L'omone scosse la testa: “Ciccio, Ciccio... non vuoi proprio capire, vero? Non c'era bisogno che io ti raccontassi quelle cose. Quelle cose tu le hai sempre sapute. Tu le conoscevi fin dall'inizio, ed hai deciso di affrontare il rischio lo stesso per giocare le tue carte. Forse speravi che non sarebbe andata così, forse credevi che sarebbe successo, ma tra molti anni... e invece eccoci qua...”
John Belushi riprese la bottiglia di Champagne, fece per bere di nuovo, ma soppesandola si accorse che era già vuota.
“Porca miseria, è vero, me lo sono già sbevazzato prima... beh, allora non c'è più altra ragione perché mi fermi qui, no?”
L'omone indossò un lettore multimedia di quelli di tendenza, a caschetto, e lo accese ad un volume inaudito; le note che l'auricolare sparava sul suo timpano e che, data la potenza, si diffondevano per tutto l'ufficio, erano quelle di un'antica canzone d'amore di secoli prima.
L'omone gratificò di un'altra pacca sulla spalla il Presidente (il quale ne avrebbe fatto volentieri a meno, perché gli tolse nuovamente il respiro per la sua violenza) e se ne uscì dall’ufficio, chiudendosi la porta alle spalle e canticchiando in falsetto: “...I was cry-y-y-in' when I met you... Now I'm try-y-in' to forget you... Your love is sweet miseryyy...”

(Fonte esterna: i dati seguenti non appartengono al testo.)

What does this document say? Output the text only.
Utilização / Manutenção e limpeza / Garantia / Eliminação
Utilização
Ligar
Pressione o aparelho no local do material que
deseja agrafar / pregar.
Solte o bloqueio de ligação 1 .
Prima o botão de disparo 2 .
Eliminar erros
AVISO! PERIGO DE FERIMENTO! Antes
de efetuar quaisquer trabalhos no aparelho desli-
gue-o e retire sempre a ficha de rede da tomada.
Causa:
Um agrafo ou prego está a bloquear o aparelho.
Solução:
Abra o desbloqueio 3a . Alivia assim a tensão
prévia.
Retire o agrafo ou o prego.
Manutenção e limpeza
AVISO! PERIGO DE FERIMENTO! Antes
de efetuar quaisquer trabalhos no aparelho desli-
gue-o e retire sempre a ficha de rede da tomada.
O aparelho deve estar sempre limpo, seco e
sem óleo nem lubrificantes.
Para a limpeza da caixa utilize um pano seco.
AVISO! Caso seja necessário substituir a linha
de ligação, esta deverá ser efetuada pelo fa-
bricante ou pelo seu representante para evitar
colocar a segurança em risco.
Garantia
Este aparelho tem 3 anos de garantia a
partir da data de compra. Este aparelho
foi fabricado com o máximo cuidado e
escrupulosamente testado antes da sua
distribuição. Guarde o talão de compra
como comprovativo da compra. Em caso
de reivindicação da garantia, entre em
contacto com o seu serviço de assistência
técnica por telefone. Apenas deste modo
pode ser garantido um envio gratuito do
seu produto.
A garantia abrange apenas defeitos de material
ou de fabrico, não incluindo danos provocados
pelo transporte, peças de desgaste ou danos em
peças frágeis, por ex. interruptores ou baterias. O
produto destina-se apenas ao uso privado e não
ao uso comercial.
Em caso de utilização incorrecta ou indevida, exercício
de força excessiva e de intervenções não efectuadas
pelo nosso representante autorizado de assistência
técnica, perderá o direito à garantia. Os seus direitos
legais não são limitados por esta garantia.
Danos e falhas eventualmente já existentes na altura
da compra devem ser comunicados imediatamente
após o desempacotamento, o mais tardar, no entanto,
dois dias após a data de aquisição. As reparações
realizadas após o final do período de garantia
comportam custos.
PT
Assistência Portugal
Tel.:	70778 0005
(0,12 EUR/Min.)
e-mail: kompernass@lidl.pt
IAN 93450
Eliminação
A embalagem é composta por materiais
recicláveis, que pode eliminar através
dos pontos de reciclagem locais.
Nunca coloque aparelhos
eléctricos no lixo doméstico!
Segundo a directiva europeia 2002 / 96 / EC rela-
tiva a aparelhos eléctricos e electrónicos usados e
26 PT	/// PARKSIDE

La voce dell'omone, quel falsetto stridente reso ancor più ridicolo dal contrasto con la fisicità del soggetto, si allontanò nel corridoio, fino a svanire del tutto.
Il Presidente, invece, era ancora nel suo ufficio.
Fermo, in piedi, con il sangue che gli faceva pulsare le tempie, ed il cervello che era un vortice di pensieri.
Cosa stava succedendo?
Chi erano quelle persone?
E cosa stava accadendo a lui ed al suo impero?
Improvvisamente, con uno scatto, si avviò verso la pesante porta e la spalancò.
Nemmeno lui sapeva cosa pensasse, o sperasse, di trovarci.
Una troupe Olo-visiva impegnata nelle riprese di una candid-camera, una banda di terroristi altamente tecnologica in grado di valicare facilmente tutte le sue difese dopo avergli fatto respirare gas allucinogeni, l’omone di prima impegnato a caricare una pipetta di Erba del Paradiso per fumarsela con l’uomo in loden, il Bianconiglio ed il Cappellaio matto... e perché no, lo Stregatto intento a dondolarsi dal lampadario a led organici.
Con un sospiro, il Presidente notò che davanti a lui c’era solo il corridoio che tutte le mattine percorreva per andare in ufficio.